Expectations need not be lowered. Only to the discouragement of families and their loved ones do we then give into the belief that there can be nothing better and that our acceptance can go no farther than coping. We aim to strengthen and strive to exceed our own fears and anxieties that perpetuate the belief that there is only so much we can do. Re-frame, redefine expectations for ones’ self and those we care for. What is the goal of reaching the peak? Knowing we will not find a cure, nor that the mental health challenges will fully dissipate; or that we must accept that there will always be challenges. Needless to say, we continue to strive for the top. Once we reach it, we aim to balance ourselves, achieve stability and maintain that sure footing.

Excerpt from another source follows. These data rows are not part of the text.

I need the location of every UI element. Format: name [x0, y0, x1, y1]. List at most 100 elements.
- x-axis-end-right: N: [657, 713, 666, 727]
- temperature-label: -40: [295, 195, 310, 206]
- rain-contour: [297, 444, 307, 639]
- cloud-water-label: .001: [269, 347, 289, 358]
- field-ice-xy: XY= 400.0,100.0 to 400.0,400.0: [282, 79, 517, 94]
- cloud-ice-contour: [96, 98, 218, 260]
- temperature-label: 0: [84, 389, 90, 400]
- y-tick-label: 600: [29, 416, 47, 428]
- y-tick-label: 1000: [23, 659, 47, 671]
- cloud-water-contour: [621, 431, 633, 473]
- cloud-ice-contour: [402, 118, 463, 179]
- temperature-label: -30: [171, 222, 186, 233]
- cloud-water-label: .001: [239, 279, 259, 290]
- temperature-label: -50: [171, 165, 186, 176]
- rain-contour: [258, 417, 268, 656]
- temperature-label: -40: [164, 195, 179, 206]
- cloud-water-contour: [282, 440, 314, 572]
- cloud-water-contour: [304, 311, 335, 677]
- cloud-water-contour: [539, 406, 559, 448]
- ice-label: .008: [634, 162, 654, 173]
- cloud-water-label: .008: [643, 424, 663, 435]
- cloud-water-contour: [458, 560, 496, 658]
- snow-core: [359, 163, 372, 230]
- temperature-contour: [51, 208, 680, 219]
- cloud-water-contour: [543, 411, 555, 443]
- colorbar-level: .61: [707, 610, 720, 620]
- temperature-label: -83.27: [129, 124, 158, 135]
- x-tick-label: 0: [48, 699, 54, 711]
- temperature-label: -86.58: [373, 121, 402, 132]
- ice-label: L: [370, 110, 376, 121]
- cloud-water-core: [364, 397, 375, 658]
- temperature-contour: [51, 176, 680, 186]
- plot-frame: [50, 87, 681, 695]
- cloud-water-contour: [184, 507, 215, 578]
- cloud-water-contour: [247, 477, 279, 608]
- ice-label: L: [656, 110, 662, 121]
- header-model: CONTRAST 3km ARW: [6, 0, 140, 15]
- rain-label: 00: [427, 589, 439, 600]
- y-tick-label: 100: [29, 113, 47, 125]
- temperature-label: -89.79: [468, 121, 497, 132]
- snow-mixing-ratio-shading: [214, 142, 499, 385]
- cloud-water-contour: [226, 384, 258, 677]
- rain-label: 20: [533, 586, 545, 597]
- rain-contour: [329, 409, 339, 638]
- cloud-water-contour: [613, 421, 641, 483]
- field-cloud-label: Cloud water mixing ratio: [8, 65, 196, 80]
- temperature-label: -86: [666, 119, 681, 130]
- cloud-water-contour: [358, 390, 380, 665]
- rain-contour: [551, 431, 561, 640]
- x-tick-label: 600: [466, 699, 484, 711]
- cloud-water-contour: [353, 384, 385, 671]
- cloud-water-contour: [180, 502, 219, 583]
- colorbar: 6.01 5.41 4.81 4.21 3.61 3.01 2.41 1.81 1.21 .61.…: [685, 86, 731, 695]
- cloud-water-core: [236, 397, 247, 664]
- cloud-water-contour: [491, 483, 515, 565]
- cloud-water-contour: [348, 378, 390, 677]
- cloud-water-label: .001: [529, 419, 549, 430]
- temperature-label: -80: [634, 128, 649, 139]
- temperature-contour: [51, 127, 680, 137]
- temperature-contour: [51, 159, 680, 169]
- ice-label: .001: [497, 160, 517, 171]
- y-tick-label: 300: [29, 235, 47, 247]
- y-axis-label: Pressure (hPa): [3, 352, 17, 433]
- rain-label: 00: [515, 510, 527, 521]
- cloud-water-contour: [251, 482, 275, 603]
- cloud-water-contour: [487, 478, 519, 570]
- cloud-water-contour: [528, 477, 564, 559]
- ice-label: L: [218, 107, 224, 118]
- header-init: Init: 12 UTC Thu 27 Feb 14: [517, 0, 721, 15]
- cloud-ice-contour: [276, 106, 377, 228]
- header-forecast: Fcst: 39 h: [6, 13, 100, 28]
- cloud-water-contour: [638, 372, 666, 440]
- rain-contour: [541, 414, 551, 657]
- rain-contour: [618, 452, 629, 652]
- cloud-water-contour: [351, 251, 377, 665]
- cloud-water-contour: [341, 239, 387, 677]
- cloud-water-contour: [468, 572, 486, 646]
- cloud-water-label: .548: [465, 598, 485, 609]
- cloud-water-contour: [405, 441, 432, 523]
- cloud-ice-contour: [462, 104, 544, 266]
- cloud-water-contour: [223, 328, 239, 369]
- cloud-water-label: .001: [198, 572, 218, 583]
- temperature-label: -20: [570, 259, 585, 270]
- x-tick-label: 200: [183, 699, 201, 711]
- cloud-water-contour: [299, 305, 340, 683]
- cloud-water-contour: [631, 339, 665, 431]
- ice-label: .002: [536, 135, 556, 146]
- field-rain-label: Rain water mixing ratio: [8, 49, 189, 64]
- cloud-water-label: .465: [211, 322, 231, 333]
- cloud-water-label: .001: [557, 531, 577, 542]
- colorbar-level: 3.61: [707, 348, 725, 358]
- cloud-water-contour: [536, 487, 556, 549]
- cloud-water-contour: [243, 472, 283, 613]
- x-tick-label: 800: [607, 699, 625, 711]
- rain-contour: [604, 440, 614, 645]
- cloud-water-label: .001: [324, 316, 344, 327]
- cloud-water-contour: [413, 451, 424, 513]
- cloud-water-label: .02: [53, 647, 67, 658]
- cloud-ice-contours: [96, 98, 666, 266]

Strengthening ourselves, exploring our fears, knowing what tools and supports we need are at the basis of such an endeavour. We need not abandon the belief that our loved one and our family can be well but explore such a focus outside of a narrow, binary lens. By maintaining a straight path up a mountain, we sacrifice the potential of balance, grip and ease of movement. Mental health challenges, like climbing is not a straight path. Though we aim to meet a goal, our path to it will involve falling back, stumbling and revisiting prior paths. Our is to look at our expectations as reflection of self, fears and aspirations for all involved.


Ultimately, our goals are to re-frame our thinking to meet expectation. To lower our expectations raises only the inevitability of apathy and acceptance of how stressful it can be for families to wait for services or feel heard. We gain nothing by acceptance of current practices except a continuation of such an ill fitted cycle. As parents, spouses, children and practitioners, it is our responsibility to keep high, realistic expectations to ensure that change can happen for our loved ones. Each and every person can be helped, supported and healthy. We will stumble, fall and fail along the way. But most importantly, we learn. We learn what our fears are, our own aspirations and the actions needed for us to strengthen ourselves.